Il aurait donc fallu déjà que notre sens de l'existence soit ébranlé avec Auschwitz et Hiroshima. Mais il ne l'a pas été. Le pire, c'est que le monstrueux d'Auschwitz par exemple, on ne l'a pas vu : que des millions d'êtres humains, ingénieurs, chauffeurs, fonctionnaires, aient participé à la mise en œuvre de la solution finale sans broncher. Que des millions d'êtres humains aient pu réduire les enfants à des «produits» soumis à un processus industriel d'abattage, sans méchanceté aucune. Or tout cela a été rendu possible parce que nul ne voyait le rapport de soi à soi-même. Et c'est bien ce décalage qui nous conduira de nouveau à la répétition de l'horreur, dont la possibilité est inscrite au cœur même de notre modernité économique : le système néo-libéral est devenu notre destin à tous, avec son organisation du travail qui dilue les responsabilités, son organisation des responsabilités qui interdit d'avoir une vision globale de ce à quoi une tâche contribue : «nous ne restons concentrés que sur d'infimes segments des processus d'ensemble». Pour Anders, cette logique a pour conséquence que les êtres humains ne sont plus capables de penser ce qu'ils font et leur savoir est ainsi plus proche de l'ignorance que de la compréhension : nous savons que nous allons droit dans le mur, mais nous ne le comprenons pas. L'effacement des responsabilités est tel, que nous pensons en dehors de toute implication de ce que nous faisons, sur la nature par exemple. «Délivrés» de la liberté de conscience, nous agissons sans penser et pensons sans agir...

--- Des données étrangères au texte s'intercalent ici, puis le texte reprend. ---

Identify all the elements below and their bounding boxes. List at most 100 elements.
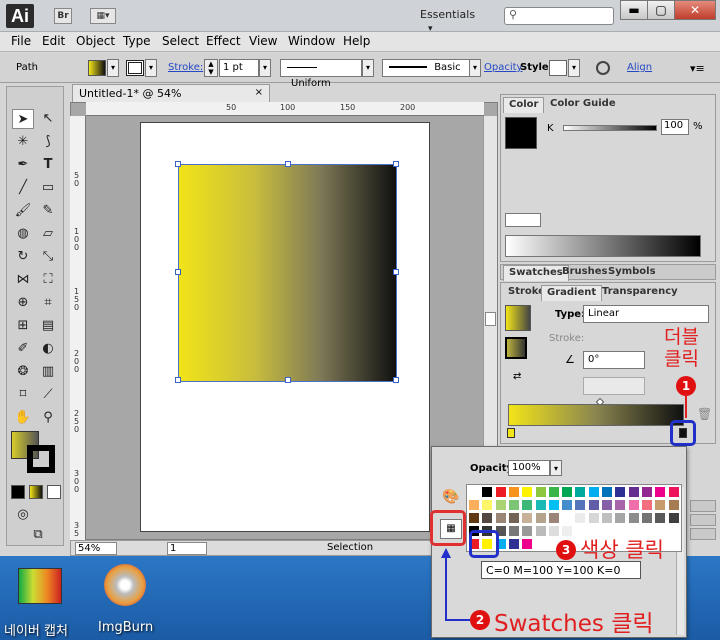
swatch-cell[interactable] bbox=[521, 512, 534, 524]
swatch-cell[interactable] bbox=[481, 512, 494, 524]
artboard-tool-icon[interactable]: ⌑ bbox=[12, 385, 34, 405]
maximize-button[interactable]: ▢ bbox=[647, 0, 675, 20]
swatch-cell[interactable] bbox=[561, 499, 574, 511]
swatch-cell[interactable] bbox=[561, 525, 574, 537]
document-tab[interactable]: Untitled-1* @ 54% (CMYK/Preview) × bbox=[72, 84, 270, 113]
stroke-swatch[interactable] bbox=[126, 60, 144, 76]
swatch-cell[interactable] bbox=[468, 512, 480, 524]
gradient-rectangle[interactable] bbox=[175, 161, 399, 383]
swatch-cell[interactable] bbox=[601, 512, 613, 524]
swatch-cell[interactable] bbox=[601, 486, 613, 498]
type-tool-icon[interactable]: T bbox=[37, 155, 59, 175]
swatch-cell[interactable] bbox=[521, 538, 534, 550]
bounding-handle[interactable] bbox=[175, 377, 181, 383]
column-graph-tool-icon[interactable]: ▥ bbox=[37, 362, 59, 382]
gradient-preview[interactable] bbox=[505, 305, 531, 331]
swatch-cell[interactable] bbox=[574, 499, 587, 511]
stroke-stepper[interactable]: ▲ ▼ bbox=[204, 59, 218, 77]
tab-gradient[interactable]: Gradient bbox=[541, 285, 603, 301]
slice-tool-icon[interactable]: ⟋ bbox=[37, 385, 59, 405]
arrange-documents-button[interactable]: ▦▾ bbox=[90, 8, 116, 24]
swatch-cell[interactable] bbox=[547, 525, 560, 537]
swatch-cell[interactable] bbox=[667, 486, 680, 498]
style-swatch[interactable] bbox=[549, 60, 567, 76]
none-mode-button[interactable] bbox=[47, 485, 61, 499]
stroke-label[interactable]: Stroke: bbox=[168, 62, 203, 73]
opacity-link[interactable]: Opacity bbox=[484, 62, 522, 73]
swatch-cell[interactable] bbox=[481, 499, 494, 511]
swatch-cell[interactable] bbox=[561, 486, 574, 498]
fill-swatch-large[interactable] bbox=[505, 117, 537, 149]
swatch-cell[interactable] bbox=[507, 525, 520, 537]
tab-color[interactable]: Color bbox=[503, 97, 545, 113]
stroke-weight-field[interactable]: 1 pt bbox=[219, 59, 259, 77]
imgburn-icon[interactable] bbox=[96, 562, 156, 612]
collapsed-panel[interactable] bbox=[690, 514, 716, 526]
swatch-cell[interactable] bbox=[574, 512, 587, 524]
swatch-cell[interactable] bbox=[534, 499, 547, 511]
swatch-cell[interactable] bbox=[494, 486, 507, 498]
bounding-handle[interactable] bbox=[393, 269, 399, 275]
swatch-cell[interactable] bbox=[587, 512, 600, 524]
tab-transparency[interactable]: Transparency bbox=[597, 285, 683, 301]
rotate-tool-icon[interactable]: ↻ bbox=[12, 247, 34, 267]
menu-type[interactable]: Type bbox=[123, 34, 151, 48]
zoom-tool-icon[interactable]: ⚲ bbox=[37, 408, 59, 428]
swatch-cell[interactable] bbox=[494, 512, 507, 524]
swatch-cell[interactable] bbox=[507, 499, 520, 511]
brush-definition[interactable]: Basic bbox=[382, 59, 470, 77]
tab-symbols[interactable]: Symbols bbox=[603, 265, 661, 281]
swatch-cell[interactable] bbox=[547, 512, 560, 524]
swatch-cell[interactable] bbox=[507, 486, 520, 498]
swatch-cell[interactable] bbox=[587, 499, 600, 511]
swatch-cell[interactable] bbox=[547, 486, 560, 498]
reverse-gradient-icon[interactable]: ⇄ bbox=[513, 371, 527, 385]
style-dropdown[interactable]: ▾ bbox=[568, 59, 580, 77]
swatch-cell[interactable] bbox=[547, 499, 560, 511]
close-icon[interactable]: × bbox=[255, 87, 263, 98]
bounding-handle[interactable] bbox=[175, 269, 181, 275]
pencil-tool-icon[interactable]: ✎ bbox=[37, 201, 59, 221]
tab-color-guide[interactable]: Color Guide bbox=[545, 97, 621, 113]
opacity-dropdown[interactable]: ▾ bbox=[550, 460, 562, 476]
none-black-white-swatches[interactable] bbox=[505, 213, 541, 227]
panel-menu-icon[interactable]: ▾≡ bbox=[690, 62, 705, 75]
stroke-dropdown[interactable]: ▾ bbox=[145, 59, 157, 77]
gradient-stroke-swatch[interactable] bbox=[505, 337, 527, 359]
gradient-type-select[interactable]: Linear bbox=[583, 305, 709, 323]
menu-view[interactable]: View bbox=[249, 34, 277, 48]
blend-tool-icon[interactable]: ◐ bbox=[37, 339, 59, 359]
swatch-cell[interactable] bbox=[667, 512, 680, 524]
gradient-mode-button[interactable] bbox=[29, 485, 43, 499]
k-slider[interactable] bbox=[563, 125, 657, 131]
swatch-cell[interactable] bbox=[627, 512, 640, 524]
collapsed-panel[interactable] bbox=[690, 500, 716, 512]
swatch-cell[interactable] bbox=[654, 499, 667, 511]
menu-edit[interactable]: Edit bbox=[42, 34, 65, 48]
blob-brush-tool-icon[interactable]: ◍ bbox=[12, 224, 34, 244]
swatch-cell[interactable] bbox=[614, 499, 627, 511]
trash-icon[interactable]: 🗑 bbox=[697, 407, 712, 421]
swatch-cell[interactable] bbox=[667, 499, 680, 511]
stroke-color-box[interactable] bbox=[27, 445, 55, 473]
search-input[interactable]: ⚲ bbox=[504, 7, 614, 25]
lasso-tool-icon[interactable]: ⟆ bbox=[37, 132, 59, 152]
menu-help[interactable]: Help bbox=[343, 34, 370, 48]
swatch-cell[interactable] bbox=[468, 486, 480, 498]
pen-tool-icon[interactable]: ✒ bbox=[12, 155, 34, 175]
stroke-weight-dropdown[interactable]: ▾ bbox=[259, 59, 271, 77]
bounding-handle[interactable] bbox=[175, 161, 181, 167]
workspace-switcher[interactable]: Essentials ▾ bbox=[420, 8, 490, 34]
gradient-tool-icon[interactable]: ▤ bbox=[37, 316, 59, 336]
swatch-cell[interactable] bbox=[534, 486, 547, 498]
swatch-cell[interactable] bbox=[614, 486, 627, 498]
swatch-cell[interactable] bbox=[507, 512, 520, 524]
swatch-cell[interactable] bbox=[507, 538, 520, 550]
selection-tool-icon[interactable]: ➤ bbox=[12, 109, 34, 129]
angle-field[interactable]: 0° bbox=[583, 351, 645, 369]
scroll-thumb[interactable] bbox=[485, 312, 496, 326]
bounding-handle[interactable] bbox=[393, 161, 399, 167]
menu-window[interactable]: Window bbox=[288, 34, 335, 48]
color-mode-button[interactable] bbox=[11, 485, 25, 499]
swatch-cell[interactable] bbox=[534, 512, 547, 524]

Anders a interrogé le pilote de l'avion de reconnaissance chargé d'assister le largage de la bombe A sur Hiroshima. Au cours de leur entretien, ce pilote a fini par avouer que tout en donnant les indications techniques qui permettaient un largage sans défaut, il songeait à ses propres problèmes domestiques... La vidange de la voiture, changer le réfrigérateur... Nous sommes ce pilote incapable d'avoir une vision des conséquences de sa tâche.
Le néo-libéralisme ne survit que grâce à l'obsolescence des objets qu'il produit, avec force destruction des ressources naturelles. Des objets sans valeur et la plupart du temps inutile. Si bien que dans cette logique, l'humanité est elle-même devenue inutile...
Florent Bussy, Günther Anders : nos catastrophes, éd. Le Passager clandestin, 3ème trimestre 2020, 124 pages, 10 euros, ean : 9782369352440.